English quizzes, to someone who already speaks English, aren't the most engaging of pastimes.

Another boring, reluctant pastime was the rest of the school day, passed in tandem with the ponderous crawl of the hour hand. This hand inched laboriously around the clock's unfeeling face, movement so slow Kagome almost couldn't see it. "A watched pot never boils," her (previous) aunt would have told her, but Kagome couldn't keep her eyes off of its steady (if not infinitesimal) progress. She wished it would move faster. She had places to go and people to see. She scribbled down the answers to the pop quiz when it made its dreaded appearance, and as soon as the hour and minute hands signaled 4 PM, she bolted from her chair and out the door. She even beat the dismissal bell, a fact her teacher yelled after her as she pelted down the hall.

But teachers aren't intimidating to someone who was once a teacher, too, in another distant life.

Kagome caught the train to Sarayashiki and changed into her aikido garb in a train station bathroom, eyes flickering to the moving hands on her wristwatch every now and again. It would do to be late. She enjoyed aikido, and that night she sparred with Minato and Kagome at Hideki-sensei's instruction. She whooped and hollered and took joy in her speed, grinning even as punches flew, and when the lesson ended, she ate frozen yogurt with her friends and talked late into the evening.

It was the most fun she'd have all week.

It was the most fun she'd have every week for the next five years, probably, but she tried not to dwell on that.

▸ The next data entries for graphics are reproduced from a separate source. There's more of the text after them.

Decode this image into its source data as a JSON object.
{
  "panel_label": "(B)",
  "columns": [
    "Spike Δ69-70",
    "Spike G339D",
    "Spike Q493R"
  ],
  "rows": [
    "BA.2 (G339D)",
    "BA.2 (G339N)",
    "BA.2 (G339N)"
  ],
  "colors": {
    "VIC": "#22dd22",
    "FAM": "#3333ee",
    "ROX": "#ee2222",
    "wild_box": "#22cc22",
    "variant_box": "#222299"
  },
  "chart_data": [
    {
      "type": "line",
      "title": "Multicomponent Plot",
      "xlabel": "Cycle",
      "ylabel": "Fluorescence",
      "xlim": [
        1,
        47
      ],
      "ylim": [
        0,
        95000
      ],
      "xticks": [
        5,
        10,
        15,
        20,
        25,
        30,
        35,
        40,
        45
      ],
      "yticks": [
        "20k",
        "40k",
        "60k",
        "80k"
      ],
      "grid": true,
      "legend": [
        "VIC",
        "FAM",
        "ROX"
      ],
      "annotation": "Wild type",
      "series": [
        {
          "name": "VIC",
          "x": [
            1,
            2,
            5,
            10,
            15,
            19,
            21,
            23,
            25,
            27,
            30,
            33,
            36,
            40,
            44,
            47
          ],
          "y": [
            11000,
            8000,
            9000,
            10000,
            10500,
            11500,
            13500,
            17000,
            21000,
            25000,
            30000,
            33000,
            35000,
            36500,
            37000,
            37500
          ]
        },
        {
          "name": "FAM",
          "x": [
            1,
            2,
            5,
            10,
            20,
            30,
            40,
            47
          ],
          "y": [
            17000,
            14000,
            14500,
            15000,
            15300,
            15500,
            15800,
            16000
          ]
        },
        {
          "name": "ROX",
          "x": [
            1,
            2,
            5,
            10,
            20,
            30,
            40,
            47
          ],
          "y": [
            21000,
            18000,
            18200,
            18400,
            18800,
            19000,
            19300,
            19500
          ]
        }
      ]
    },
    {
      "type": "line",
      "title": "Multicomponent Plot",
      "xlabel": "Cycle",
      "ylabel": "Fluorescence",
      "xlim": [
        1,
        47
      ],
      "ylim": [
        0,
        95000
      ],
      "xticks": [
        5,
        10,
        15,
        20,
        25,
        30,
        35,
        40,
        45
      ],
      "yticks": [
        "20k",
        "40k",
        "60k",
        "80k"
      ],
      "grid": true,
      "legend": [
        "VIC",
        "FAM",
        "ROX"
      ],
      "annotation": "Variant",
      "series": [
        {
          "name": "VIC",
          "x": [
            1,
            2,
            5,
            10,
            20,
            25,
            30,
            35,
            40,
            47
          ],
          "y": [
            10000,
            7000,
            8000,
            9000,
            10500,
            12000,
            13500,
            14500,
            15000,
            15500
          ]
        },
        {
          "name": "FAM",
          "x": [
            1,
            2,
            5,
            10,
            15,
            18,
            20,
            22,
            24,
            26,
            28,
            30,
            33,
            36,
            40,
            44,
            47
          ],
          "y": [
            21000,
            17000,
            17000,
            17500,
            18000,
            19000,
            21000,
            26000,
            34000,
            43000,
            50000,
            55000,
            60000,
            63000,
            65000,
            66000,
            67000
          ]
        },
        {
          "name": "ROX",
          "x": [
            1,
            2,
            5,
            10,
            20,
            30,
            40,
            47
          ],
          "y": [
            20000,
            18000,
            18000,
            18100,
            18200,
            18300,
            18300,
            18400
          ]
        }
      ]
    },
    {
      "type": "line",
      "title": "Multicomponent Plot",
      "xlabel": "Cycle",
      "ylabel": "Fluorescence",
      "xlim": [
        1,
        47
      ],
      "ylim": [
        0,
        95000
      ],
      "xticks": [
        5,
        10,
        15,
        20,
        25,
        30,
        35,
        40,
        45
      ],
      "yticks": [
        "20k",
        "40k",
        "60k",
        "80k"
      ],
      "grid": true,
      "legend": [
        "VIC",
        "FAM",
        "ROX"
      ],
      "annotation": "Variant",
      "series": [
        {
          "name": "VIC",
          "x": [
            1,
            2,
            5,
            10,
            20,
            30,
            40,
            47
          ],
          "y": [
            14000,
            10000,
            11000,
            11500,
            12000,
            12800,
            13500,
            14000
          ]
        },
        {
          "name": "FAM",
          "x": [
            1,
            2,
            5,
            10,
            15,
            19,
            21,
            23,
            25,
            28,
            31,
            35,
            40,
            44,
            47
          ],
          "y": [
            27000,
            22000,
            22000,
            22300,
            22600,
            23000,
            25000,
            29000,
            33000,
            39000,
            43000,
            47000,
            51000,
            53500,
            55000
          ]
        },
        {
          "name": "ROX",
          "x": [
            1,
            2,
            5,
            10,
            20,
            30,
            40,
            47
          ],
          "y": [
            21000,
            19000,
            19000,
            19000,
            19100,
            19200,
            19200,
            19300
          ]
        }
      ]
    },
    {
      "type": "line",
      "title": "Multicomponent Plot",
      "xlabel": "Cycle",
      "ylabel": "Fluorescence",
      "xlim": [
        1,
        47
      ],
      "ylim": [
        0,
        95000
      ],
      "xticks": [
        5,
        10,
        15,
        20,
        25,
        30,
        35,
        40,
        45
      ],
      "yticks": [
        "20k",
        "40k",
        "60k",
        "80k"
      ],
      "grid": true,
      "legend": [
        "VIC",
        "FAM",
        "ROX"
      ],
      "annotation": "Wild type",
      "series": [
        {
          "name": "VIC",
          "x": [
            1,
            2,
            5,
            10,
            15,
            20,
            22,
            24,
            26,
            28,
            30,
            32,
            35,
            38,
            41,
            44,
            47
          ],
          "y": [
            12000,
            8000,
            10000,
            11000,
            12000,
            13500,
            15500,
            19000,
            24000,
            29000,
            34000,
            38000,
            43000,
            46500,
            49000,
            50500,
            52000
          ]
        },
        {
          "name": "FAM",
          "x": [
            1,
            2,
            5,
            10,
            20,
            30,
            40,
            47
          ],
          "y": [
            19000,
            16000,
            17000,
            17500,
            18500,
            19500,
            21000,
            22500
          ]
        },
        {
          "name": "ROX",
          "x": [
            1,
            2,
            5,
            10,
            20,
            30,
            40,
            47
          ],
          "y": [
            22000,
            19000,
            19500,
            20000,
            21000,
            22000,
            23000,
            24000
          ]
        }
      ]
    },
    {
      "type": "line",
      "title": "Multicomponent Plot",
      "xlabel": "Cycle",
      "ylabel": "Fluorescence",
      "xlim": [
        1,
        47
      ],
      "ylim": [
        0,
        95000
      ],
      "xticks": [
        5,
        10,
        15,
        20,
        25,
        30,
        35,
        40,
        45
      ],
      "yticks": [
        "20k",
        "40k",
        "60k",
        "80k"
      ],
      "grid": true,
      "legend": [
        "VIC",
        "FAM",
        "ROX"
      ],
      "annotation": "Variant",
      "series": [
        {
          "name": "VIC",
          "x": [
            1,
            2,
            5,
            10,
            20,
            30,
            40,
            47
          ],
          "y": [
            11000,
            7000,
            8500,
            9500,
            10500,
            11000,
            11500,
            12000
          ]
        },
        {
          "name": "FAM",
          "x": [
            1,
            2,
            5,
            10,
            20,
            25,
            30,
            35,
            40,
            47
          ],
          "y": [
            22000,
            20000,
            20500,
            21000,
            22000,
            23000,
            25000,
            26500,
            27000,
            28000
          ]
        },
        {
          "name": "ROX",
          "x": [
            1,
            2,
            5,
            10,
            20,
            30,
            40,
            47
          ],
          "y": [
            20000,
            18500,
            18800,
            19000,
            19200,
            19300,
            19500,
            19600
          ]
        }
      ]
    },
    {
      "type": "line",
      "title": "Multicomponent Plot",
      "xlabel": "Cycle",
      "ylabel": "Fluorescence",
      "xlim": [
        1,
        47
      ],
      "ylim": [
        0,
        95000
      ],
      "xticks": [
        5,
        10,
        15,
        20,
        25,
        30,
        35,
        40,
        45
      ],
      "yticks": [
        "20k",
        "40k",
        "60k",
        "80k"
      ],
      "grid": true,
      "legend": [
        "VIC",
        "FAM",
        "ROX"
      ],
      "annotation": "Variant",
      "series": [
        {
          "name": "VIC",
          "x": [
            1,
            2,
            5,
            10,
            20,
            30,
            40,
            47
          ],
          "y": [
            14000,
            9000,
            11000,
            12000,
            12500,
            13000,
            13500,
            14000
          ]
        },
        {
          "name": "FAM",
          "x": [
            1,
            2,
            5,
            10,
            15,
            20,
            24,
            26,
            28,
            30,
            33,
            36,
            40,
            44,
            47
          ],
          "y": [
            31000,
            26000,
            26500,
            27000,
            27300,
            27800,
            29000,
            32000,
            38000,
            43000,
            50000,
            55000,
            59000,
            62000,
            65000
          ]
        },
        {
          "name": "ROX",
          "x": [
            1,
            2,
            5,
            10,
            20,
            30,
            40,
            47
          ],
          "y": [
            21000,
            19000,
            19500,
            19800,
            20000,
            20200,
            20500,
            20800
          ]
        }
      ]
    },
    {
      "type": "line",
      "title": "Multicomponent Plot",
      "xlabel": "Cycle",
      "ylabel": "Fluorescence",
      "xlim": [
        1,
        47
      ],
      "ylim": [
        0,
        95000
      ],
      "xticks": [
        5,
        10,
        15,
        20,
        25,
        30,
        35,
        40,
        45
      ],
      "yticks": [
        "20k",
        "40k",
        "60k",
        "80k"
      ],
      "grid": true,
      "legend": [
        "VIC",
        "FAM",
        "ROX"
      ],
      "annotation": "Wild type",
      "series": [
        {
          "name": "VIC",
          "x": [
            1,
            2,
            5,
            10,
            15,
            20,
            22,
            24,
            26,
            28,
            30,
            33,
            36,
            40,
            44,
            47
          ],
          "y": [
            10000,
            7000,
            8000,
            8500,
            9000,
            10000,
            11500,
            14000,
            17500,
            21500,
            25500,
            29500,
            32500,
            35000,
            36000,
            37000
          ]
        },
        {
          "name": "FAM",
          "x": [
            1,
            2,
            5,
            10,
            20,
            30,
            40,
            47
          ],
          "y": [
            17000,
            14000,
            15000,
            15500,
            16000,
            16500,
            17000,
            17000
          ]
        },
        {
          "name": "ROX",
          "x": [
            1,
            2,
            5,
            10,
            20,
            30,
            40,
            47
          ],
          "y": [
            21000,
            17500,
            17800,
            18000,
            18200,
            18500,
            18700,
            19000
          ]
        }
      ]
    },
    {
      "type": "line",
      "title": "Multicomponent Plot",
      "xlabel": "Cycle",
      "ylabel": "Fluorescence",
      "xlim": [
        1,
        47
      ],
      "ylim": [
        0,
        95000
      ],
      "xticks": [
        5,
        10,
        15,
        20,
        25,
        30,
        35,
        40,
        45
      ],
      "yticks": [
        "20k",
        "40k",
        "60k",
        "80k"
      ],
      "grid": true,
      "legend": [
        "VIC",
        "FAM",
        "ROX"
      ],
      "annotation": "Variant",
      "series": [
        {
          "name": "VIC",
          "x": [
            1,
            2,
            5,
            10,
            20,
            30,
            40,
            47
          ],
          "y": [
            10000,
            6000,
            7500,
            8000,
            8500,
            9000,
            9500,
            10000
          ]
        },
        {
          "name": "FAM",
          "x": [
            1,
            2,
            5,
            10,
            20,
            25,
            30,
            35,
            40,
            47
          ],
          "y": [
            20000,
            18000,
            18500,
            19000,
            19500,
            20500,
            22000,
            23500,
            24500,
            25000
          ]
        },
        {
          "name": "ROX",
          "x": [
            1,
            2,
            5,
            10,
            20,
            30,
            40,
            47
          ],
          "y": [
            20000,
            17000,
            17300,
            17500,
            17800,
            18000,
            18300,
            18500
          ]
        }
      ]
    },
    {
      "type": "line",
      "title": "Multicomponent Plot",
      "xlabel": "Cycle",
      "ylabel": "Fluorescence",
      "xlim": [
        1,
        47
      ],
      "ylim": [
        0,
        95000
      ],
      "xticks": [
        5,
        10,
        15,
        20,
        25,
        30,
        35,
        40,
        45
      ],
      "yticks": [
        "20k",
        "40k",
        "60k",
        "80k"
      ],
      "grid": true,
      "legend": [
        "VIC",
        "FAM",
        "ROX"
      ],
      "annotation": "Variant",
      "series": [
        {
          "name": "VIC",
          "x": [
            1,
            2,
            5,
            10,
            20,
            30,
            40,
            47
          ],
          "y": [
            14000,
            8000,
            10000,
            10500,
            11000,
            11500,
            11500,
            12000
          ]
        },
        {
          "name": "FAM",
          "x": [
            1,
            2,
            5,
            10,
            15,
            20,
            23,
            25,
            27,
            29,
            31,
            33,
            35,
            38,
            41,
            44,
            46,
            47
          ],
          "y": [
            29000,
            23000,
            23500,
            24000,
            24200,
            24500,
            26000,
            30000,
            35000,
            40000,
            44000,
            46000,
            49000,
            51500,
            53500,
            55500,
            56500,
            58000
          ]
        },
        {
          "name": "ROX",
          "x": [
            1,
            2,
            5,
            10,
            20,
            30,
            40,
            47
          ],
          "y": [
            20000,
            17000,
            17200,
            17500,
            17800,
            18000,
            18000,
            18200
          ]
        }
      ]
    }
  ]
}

Eventually they had to part. They always did. It never ceased to make her sad, but to cope, she restarted her weekly countdown in her head, and checked her watch for the passing of pointless minutes. When she got home, she watched her soap opera and did her easy, childish homework, and when that was done, she lay in bed with a smile on her face, pillow curled to her chest, knees tucked against her stomach. The clock on her bedside table didn't have hands, but it marked the passage of time the same way the clock in her classroom did. Red numbers burned at her in the night, inching through the seconds, the minutes, the hours while Kagome watched, sleepy but alert as the numbers marched closer to the day's reluctant end.

11:57.

11:58.

11:59…

Midnight.

Day turned to another day, passage of time marching ever onward, carrying her forward toward the inevitable.

Kagome sighed into her pillow.

Kagome shut her eyes.

Kagome—ordinary as she was, for now—tried to sleep, but it was difficult.

One more day had passed.

She still had many more to go.

Not-Quite-Kagome would watch the clock (that ticking symbol of her steady stride toward destiny) again tomorrow. She would watch as second turned to minute, minute to hour, hour to day, day to month, and month to year, eager and observant, just as she'd been watching the clock since being reborn as Higurashi Kagome. She would do this, she reckoned, for the next five years—until that day when she would cease to be ordinary, and would start the adventure the real Kagome was fated for at the bottom of a dry, old well.

Time was all that stood between her and that fateful day.

Time, indifferent as it was, and the ticking of an unfeeling clock.


NOTES

(840 words)

Figured I ought to give the time travelling switcheroo character her time in the spotlight.